Do you have mild-moderate mixed or conductive hearing loss or a sensorineural hearing loss?
A middle ear implant is a more recent hearing implant, offering an alternative to conventional hearing aids. It may be considered for those who suffer with earmould allergies, skin problems in their ears, outer ear infections, narrow, collapsed or closed ear canals, or malformed ears.
It can also provide (for mixed or conductive hearing losses) an alternative to a bone conduction implant for those with any of the above ear problems who also have healing issues, dexterity problems, or those who might find difficulty in keeping a bone anchored hearing aid clean.
How does a middle ear implant work?
An middle ear implant has two parts: an external part (the ‘processor’) and the surgically implanted internal part. The processor transmits sound to the internal part of the hearing implant. This consists of a receiver just below the skin to pick up the sound from the processor, together with the implant, which is attached to one of the bones in the middle ear, or attached near to the membrane window of the cochlea. The implant works by directly moving the bones of the middle ear, or by vibrating the membrane window of the cochlear.

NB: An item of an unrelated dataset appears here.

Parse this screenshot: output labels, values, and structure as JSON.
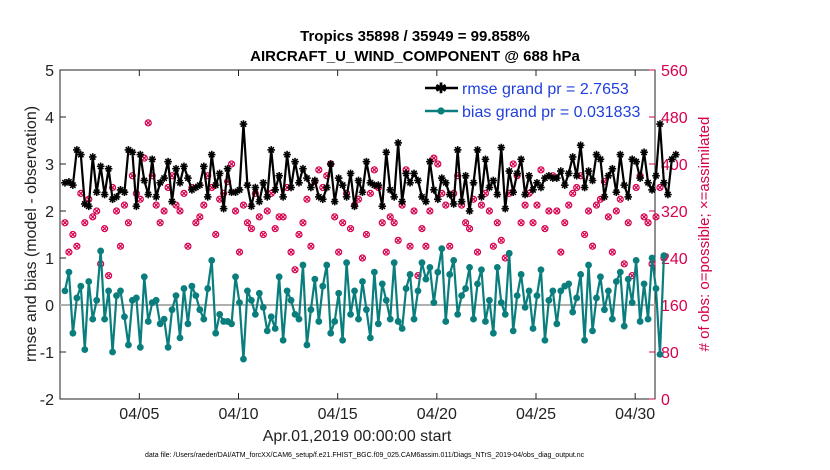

In either case, it is designed to amplify sounds by adding extra movement into the natural hearing pathway. The middle ear implant relies on a working cochlea and hearing nerve.
Who can be considered for a middle ear implant?
A middle ear implant may be considered when a conventional hearing aid cannot be worn, or does not give effective benefit.
What can I expect from a middle ear implant?
Middle ear implants offer amplification without an ear mould in the ear. This makes them more comfortable if you experience discomfort or infections in your ear. They do not restore your hearing to normal, but can make managing in everyday situations easier.